La Liberté

Violence , droit et discours philosophique.

La notion de liberté en philosophie est définie comme une idée, c'est à dire, quelque chose que l'on pense sans l'effectuer.

Être libre ne s'oppose pas a être en prison (cf. l'enfermement de Socrate), il faut considérer la liberté de penser.

Être libre se n'est pas faire ce que l'on veut, c'est à dire, satisfaire tous ses désirs si l'on considère que l'on peut être esclave de ses passions.

Il faut donc distinguer la liberté comme un pouvoir sur les choses qui dépendent de nous (nos pensées) et la contrainte qui relève de nécessités extérieures. En ce sens notre liberté s'arrête au seules contraintes de la nature physique. A qui faut il obéir ? Lorsqu'il s'agit des lois de la nature nous n'avons pas le choix, mais lorsque que cette question sous entend un enjeu moral, un rapport entre des personnes, nous devons nous interroger sur la légitimité de l'autorité.

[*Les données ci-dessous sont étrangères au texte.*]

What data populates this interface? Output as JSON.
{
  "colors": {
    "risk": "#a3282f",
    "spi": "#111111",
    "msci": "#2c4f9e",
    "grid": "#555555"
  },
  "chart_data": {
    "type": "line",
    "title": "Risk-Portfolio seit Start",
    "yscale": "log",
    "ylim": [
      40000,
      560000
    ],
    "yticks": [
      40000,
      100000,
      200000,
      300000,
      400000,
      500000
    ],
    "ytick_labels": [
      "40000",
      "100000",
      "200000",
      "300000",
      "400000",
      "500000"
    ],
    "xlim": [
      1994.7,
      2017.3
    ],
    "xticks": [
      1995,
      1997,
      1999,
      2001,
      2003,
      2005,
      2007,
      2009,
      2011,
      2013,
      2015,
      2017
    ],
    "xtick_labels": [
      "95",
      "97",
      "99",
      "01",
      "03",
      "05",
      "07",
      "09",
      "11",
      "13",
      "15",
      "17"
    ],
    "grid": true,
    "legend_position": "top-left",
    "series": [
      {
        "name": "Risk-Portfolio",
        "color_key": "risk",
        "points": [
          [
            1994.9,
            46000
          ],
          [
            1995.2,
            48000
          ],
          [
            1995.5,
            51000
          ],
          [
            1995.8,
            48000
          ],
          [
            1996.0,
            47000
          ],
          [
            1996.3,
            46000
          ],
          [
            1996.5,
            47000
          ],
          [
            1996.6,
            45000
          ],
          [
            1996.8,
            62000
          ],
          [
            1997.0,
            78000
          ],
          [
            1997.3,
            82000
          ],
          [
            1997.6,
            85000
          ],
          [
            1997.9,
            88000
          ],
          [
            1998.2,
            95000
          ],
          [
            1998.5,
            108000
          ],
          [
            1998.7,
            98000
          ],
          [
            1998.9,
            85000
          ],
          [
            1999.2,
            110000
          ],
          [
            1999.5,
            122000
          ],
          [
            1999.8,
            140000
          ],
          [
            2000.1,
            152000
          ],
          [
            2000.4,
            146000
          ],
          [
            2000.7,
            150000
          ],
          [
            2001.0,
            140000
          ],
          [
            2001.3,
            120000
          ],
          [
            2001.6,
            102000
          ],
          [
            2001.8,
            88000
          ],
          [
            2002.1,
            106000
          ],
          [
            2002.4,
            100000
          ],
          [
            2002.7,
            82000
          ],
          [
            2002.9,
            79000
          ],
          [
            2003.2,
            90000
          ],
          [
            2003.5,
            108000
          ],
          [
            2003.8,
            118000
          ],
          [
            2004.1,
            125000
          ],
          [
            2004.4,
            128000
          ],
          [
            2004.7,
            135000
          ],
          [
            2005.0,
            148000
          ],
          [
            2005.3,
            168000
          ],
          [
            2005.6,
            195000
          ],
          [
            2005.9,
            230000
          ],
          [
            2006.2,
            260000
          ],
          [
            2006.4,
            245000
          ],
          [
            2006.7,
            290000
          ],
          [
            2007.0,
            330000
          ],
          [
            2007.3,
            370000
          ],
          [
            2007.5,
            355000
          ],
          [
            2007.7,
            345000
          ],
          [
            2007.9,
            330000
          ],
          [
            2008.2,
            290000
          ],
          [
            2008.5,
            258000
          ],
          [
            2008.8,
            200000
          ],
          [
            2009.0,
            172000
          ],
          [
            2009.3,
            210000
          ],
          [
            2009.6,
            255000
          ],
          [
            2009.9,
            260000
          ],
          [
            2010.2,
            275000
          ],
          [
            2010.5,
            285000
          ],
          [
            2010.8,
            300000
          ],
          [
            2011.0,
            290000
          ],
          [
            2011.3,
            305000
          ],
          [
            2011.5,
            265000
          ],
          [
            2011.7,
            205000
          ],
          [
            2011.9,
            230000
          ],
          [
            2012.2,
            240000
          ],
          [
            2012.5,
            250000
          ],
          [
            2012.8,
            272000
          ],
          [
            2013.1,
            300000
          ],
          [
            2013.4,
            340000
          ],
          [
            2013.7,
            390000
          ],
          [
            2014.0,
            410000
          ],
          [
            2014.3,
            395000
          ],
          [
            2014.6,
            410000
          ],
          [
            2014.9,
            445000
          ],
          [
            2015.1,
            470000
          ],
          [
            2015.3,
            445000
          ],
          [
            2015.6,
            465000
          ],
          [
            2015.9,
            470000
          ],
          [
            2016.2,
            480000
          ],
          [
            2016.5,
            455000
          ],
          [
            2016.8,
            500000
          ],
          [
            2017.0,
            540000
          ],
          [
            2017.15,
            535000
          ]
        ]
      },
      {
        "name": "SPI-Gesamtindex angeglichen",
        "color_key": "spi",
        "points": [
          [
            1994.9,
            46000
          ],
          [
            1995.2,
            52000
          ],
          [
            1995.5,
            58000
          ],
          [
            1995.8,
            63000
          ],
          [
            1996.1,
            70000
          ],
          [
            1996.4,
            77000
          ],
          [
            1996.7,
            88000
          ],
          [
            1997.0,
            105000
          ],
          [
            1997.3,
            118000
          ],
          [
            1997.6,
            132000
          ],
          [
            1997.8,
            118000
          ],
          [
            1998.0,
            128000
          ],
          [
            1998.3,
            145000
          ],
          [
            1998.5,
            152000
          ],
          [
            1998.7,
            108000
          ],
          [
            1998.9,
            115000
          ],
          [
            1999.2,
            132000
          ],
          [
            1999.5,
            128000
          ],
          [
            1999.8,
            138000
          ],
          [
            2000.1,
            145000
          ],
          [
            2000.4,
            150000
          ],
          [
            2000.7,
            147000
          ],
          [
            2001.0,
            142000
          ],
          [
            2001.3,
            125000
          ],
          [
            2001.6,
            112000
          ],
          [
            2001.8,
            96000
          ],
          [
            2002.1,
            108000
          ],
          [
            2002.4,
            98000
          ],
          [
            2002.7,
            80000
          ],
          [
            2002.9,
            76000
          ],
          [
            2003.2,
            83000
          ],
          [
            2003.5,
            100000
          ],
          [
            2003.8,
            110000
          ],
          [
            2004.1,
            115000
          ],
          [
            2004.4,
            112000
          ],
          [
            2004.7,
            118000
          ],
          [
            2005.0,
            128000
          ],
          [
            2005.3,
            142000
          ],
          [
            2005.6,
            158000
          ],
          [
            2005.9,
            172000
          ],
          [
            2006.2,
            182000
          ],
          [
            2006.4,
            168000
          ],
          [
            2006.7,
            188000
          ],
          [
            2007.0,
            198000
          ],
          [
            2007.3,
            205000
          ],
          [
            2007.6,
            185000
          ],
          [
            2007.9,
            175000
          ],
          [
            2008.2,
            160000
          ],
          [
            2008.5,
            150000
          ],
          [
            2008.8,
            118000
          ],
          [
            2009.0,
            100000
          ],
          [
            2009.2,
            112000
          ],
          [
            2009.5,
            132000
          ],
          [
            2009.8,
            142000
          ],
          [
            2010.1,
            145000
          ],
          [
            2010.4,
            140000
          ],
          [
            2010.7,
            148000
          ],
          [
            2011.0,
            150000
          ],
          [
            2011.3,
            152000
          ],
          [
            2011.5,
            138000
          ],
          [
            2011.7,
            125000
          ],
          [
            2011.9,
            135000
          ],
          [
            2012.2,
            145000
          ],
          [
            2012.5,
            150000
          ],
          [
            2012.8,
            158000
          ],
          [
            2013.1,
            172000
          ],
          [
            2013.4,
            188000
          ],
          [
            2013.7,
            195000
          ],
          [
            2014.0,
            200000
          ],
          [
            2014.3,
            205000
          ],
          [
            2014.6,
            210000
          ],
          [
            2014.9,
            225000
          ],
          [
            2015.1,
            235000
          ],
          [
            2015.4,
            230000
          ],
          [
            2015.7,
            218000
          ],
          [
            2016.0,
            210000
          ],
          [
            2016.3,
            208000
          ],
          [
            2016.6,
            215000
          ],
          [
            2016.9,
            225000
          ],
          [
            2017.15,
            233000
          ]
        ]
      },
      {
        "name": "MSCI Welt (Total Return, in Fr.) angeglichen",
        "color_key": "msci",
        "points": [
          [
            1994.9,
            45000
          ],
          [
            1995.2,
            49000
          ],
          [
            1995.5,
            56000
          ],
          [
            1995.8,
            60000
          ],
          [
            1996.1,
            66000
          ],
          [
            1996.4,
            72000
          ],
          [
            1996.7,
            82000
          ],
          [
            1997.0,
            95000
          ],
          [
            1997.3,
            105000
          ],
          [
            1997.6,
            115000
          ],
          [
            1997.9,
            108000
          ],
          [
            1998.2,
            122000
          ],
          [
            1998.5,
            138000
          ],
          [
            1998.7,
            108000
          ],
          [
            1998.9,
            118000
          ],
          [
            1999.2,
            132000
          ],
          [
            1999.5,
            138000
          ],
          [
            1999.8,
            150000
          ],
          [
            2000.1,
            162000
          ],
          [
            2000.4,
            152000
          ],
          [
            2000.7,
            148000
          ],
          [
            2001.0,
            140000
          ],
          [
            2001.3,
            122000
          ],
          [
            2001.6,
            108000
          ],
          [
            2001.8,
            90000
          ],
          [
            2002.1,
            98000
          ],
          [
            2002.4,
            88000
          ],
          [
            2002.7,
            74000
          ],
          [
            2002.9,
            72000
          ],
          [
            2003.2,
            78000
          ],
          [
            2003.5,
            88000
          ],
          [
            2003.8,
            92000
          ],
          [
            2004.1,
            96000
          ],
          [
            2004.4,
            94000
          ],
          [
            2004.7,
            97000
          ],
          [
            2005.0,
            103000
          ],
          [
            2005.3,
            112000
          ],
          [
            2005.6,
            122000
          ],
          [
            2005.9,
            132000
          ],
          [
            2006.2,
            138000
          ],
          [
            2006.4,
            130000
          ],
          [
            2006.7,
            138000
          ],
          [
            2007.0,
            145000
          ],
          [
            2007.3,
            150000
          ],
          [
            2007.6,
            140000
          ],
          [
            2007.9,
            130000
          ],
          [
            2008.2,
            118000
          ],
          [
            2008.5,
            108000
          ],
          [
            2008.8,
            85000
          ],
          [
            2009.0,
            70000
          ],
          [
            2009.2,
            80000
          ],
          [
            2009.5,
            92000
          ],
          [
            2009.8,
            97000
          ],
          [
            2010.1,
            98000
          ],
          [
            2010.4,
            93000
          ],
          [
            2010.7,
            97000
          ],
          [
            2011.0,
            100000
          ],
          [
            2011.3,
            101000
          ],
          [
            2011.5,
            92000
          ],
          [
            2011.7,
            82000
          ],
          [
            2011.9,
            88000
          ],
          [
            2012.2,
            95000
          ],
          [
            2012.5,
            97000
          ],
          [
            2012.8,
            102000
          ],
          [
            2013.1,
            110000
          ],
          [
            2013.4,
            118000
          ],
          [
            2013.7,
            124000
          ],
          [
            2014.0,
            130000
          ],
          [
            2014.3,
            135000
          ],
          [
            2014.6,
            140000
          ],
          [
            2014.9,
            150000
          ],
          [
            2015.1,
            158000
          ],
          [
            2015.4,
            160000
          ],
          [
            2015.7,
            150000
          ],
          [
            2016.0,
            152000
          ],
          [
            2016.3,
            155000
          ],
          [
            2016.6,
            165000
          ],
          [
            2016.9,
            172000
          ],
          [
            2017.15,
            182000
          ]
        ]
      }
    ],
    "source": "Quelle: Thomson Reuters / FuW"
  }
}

La liberté s'inscrit dans la problématique de l'obéissance et de la soumission.

I.Autorité et soumission

  1. Le procès d'Eichmann

    La philosophe H.Arendt va suivre le procès pour le New York Times et prendre en compte le témoignage d'Eichmann selon lequel il n'a fait « qu'exécuter des ordres ». Pour H.Arendt cet homme est ordinaire, elle crée le concept de « banalité du mal ».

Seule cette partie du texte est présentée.